The younger Biden, a Yale-trained lawyer, has said he is cooperating with investigators and remained “100% certain” that he would be cleared of any wrongdoing. President Biden has said he and his son never discussed his foreign business dealings and there are no indications that the federal investigation involves the president in any way.

The White House has repeatedly sought to distance the president from the probe.

Congressional oversight

Meanwhile, on Capitol Hill, House Republicans have been conducting a long-expected investigation into Hunter Biden and his father.

Last month the powerful House Oversight Committee issued a subpoena to the FBI demanding the bureau produce a record related to an “an alleged criminal scheme involving then-Vice President Biden and a foreign national relating to the exchange of money for policy decisions.”

The subpoena seeks an unclassified FD-1023 document, which is generally defined as a report from an informant. An FD-1023 form could be generated in a variety of situations involving someone presenting themselves as a “source” with claims of wrongdoing.

The White House denounced the accusation as “anonymous innuendo.”

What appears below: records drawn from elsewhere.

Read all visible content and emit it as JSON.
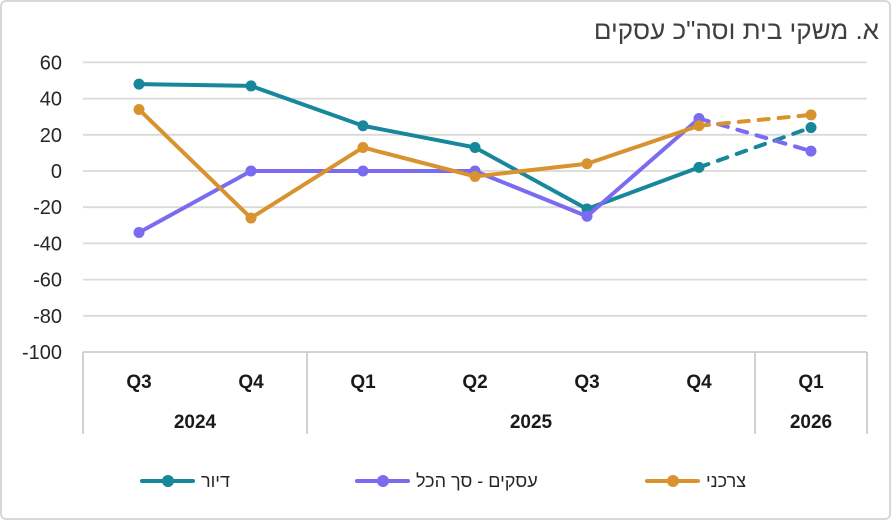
{
  "title": "א. משקי בית וסה\"כ עסקים",
  "colors": {
    "housing": "#17879B",
    "business": "#7A6BF0",
    "consumer": "#D8932F",
    "gridline": "#DADADA",
    "table_border": "#C6C6C6",
    "tick_text": "#262626",
    "title_text": "#3F3F3F"
  },
  "chart_data": {
    "type": "line",
    "title": "א. משקי בית וסה\"כ עסקים",
    "x_quarters": [
      "Q3",
      "Q4",
      "Q1",
      "Q2",
      "Q3",
      "Q4",
      "Q1"
    ],
    "x_years": [
      {
        "label": "2024",
        "span": 2
      },
      {
        "label": "2025",
        "span": 4
      },
      {
        "label": "2026",
        "span": 1
      }
    ],
    "ylim": [
      -100,
      60
    ],
    "yticks": [
      60,
      40,
      20,
      0,
      -20,
      -40,
      -60,
      -80,
      -100
    ],
    "grid": "horizontal",
    "forecast_from_index": 5,
    "forecast_style": "dashed",
    "legend_position": "bottom",
    "series": [
      {
        "name": "דיור",
        "key": "housing",
        "color": "#17879B",
        "values": [
          48,
          47,
          25,
          13,
          -21,
          2,
          24
        ]
      },
      {
        "name": "עסקים - סך הכל",
        "key": "business",
        "color": "#7A6BF0",
        "values": [
          -34,
          0,
          0,
          0,
          -25,
          29,
          11
        ]
      },
      {
        "name": "צרכני",
        "key": "consumer",
        "color": "#D8932F",
        "values": [
          34,
          -26,
          13,
          -3,
          4,
          25,
          31
        ]
      }
    ]
  }
}
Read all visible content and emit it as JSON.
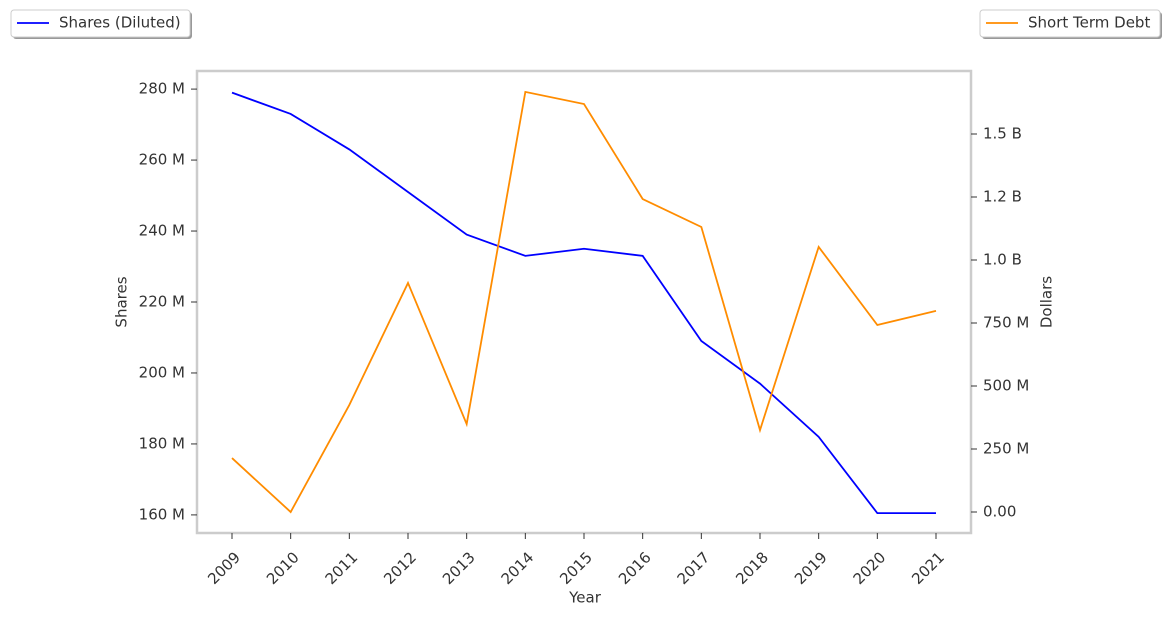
{
  "chart_data": {
    "type": "line",
    "x_label": "Year",
    "y_label": "Shares",
    "y2_label": "Dollars",
    "categories": [
      "2009",
      "2010",
      "2011",
      "2012",
      "2013",
      "2014",
      "2015",
      "2016",
      "2017",
      "2018",
      "2019",
      "2020",
      "2021"
    ],
    "series": [
      {
        "name": "Shares (Diluted)",
        "color": "#0000ff",
        "axis": "y",
        "values": [
          279000000,
          273000000,
          263000000,
          251000000,
          239000000,
          233000000,
          235000000,
          233000000,
          209000000,
          197000000,
          182000000,
          160500000,
          160500000
        ]
      },
      {
        "name": "Short Term Debt",
        "color": "#ff8c00",
        "axis": "y2",
        "values": [
          214000000,
          0,
          425000000,
          909000000,
          349000000,
          1667000000,
          1619000000,
          1242000000,
          1131000000,
          325000000,
          1052000000,
          742000000,
          798000000
        ]
      }
    ],
    "ylim": [
      154900000,
      285100000
    ],
    "yticks": [
      {
        "value": 160000000,
        "label": "160 M"
      },
      {
        "value": 180000000,
        "label": "180 M"
      },
      {
        "value": 200000000,
        "label": "200 M"
      },
      {
        "value": 220000000,
        "label": "220 M"
      },
      {
        "value": 240000000,
        "label": "240 M"
      },
      {
        "value": 260000000,
        "label": "260 M"
      },
      {
        "value": 280000000,
        "label": "280 M"
      }
    ],
    "y2lim": [
      -83300000,
      1750000000
    ],
    "y2ticks": [
      {
        "value": 0,
        "label": "0.00"
      },
      {
        "value": 250000000,
        "label": "250 M"
      },
      {
        "value": 500000000,
        "label": "500 M"
      },
      {
        "value": 750000000,
        "label": "750 M"
      },
      {
        "value": 1000000000,
        "label": "1.0 B"
      },
      {
        "value": 1250000000,
        "label": "1.2 B"
      },
      {
        "value": 1500000000,
        "label": "1.5 B"
      }
    ],
    "grid": false
  }
}
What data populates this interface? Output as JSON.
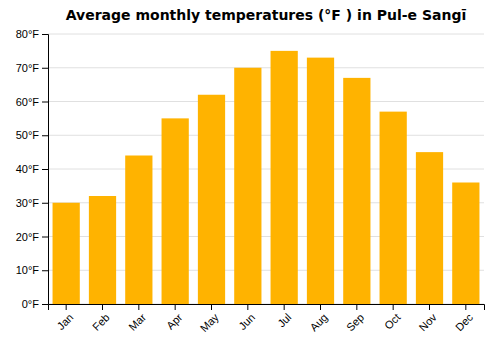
{
  "chart_data": {
    "type": "bar",
    "title": "Average monthly temperatures (°F ) in Pul-e Sangī",
    "categories": [
      "Jan",
      "Feb",
      "Mar",
      "Apr",
      "May",
      "Jun",
      "Jul",
      "Aug",
      "Sep",
      "Oct",
      "Nov",
      "Dec"
    ],
    "values": [
      30,
      32,
      44,
      55,
      62,
      70,
      75,
      73,
      67,
      57,
      45,
      36
    ],
    "color": "#FFB300",
    "ylim": [
      0,
      80
    ],
    "yticks": [
      {
        "value": 0,
        "label": "0°F"
      },
      {
        "value": 10,
        "label": "10°F"
      },
      {
        "value": 20,
        "label": "20°F"
      },
      {
        "value": 30,
        "label": "30°F"
      },
      {
        "value": 40,
        "label": "40°F"
      },
      {
        "value": 50,
        "label": "50°F"
      },
      {
        "value": 60,
        "label": "60°F"
      },
      {
        "value": 70,
        "label": "70°F"
      },
      {
        "value": 80,
        "label": "80°F"
      }
    ],
    "grid": true
  }
}
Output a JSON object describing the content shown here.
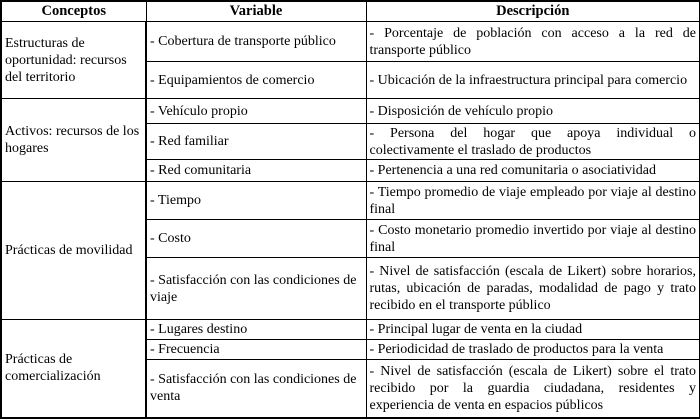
{
  "headers": [
    "Conceptos",
    "Variable",
    "Descripción"
  ],
  "groups": [
    {
      "concepto": "Estructuras de oportunidad: recursos del territorio",
      "rows": [
        {
          "variable": "- Cobertura de transporte público",
          "descripcion": "- Porcentaje de población con acceso a la red de transporte público"
        },
        {
          "variable": "- Equipamientos de comercio",
          "descripcion": "- Ubicación de la infraestructura principal para comercio"
        }
      ]
    },
    {
      "concepto": "Activos: recursos de los hogares",
      "rows": [
        {
          "variable": "- Vehículo propio",
          "descripcion": "- Disposición de vehículo propio"
        },
        {
          "variable": "- Red familiar",
          "descripcion": "- Persona del hogar que apoya individual o colectivamente el traslado de productos"
        },
        {
          "variable": "- Red comunitaria",
          "descripcion": "- Pertenencia a una red comunitaria o asociatividad"
        }
      ]
    },
    {
      "concepto": "Prácticas de movilidad",
      "rows": [
        {
          "variable": "- Tiempo",
          "descripcion": "- Tiempo promedio de viaje empleado por viaje al destino final"
        },
        {
          "variable": "- Costo",
          "descripcion": "- Costo monetario promedio invertido por viaje al destino final"
        },
        {
          "variable": "- Satisfacción con las condiciones de viaje",
          "descripcion": "- Nivel de satisfacción (escala de Likert) sobre horarios, rutas, ubicación de paradas, modalidad de pago y trato recibido en el transporte público"
        }
      ]
    },
    {
      "concepto": "Prácticas de comercialización",
      "rows": [
        {
          "variable": "- Lugares destino",
          "descripcion": "- Principal lugar de venta en la ciudad"
        },
        {
          "variable": "- Frecuencia",
          "descripcion": "- Periodicidad de traslado de productos para la venta"
        },
        {
          "variable": "- Satisfacción con las condiciones de venta",
          "descripcion": "- Nivel de satisfacción (escala de Likert) sobre el trato recibido por la guardia ciudadana, residentes y experiencia de venta en espacios públicos"
        }
      ]
    }
  ]
}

In April, a supervisor at the IRS told lawmakers that he had information that suggested the Biden administration was possibly mishandling the investigation into Hunter Biden, sources familiar with the matter told ABC News.

In a letter to lawmakers obtained by ABC News, the lawyer for the IRS whistleblower said his client was an IRS criminal supervisory special agent “who has been overseeing the ongoing and sensitive investigation” and “would like to make protected whistleblower disclosures to Congress.”

The disclosures, the letter said, “(1) contradict sworn testimony to Congress by a senior political appointee, (2) involve failure to mitigate clear conflicts of interest in the ultimate disposition of the case, and (3) detail examples of preferential treatment and politics improperly infecting decisions and protocols that would normally be followed by career law enforcement professionals in similar circumstances if the subject were not politically connected.”

Attorney General Merrick Garland, who had testified on Capitol Hill that the Hunter Biden probe was free from any improper political interference, responded to the letter by saying he stood by that statement.

“I stand by my testimony, and I refer you to the U.S. attorney for the District of Delaware who is in charge of this case and capable of making any decisions that he feels are appropriate,” Garland said last month.

House Oversight Committee Chairman Comer and Rep. Jim Jordan, chairman of the House Judiciary Committee, pledged after November’s election to “pursue all avenues” of wrongdoing and called investigations into the president’s family a “top priority.”

In February, former Twitter executives testified before the Oversight Committee that the social media company made a mistake in blocking users from sharing a controversial 2020 New York Post story about Hunter Biden’s laptop.

President Joe Biden subsequently dismissed the Oversight Committee’s probe in an interview with PBS NewsHour.

“[The] public’s not going to pay attention to that,” he said. “If the only thing they can do is make up things about my family, it’s not going to go very far.”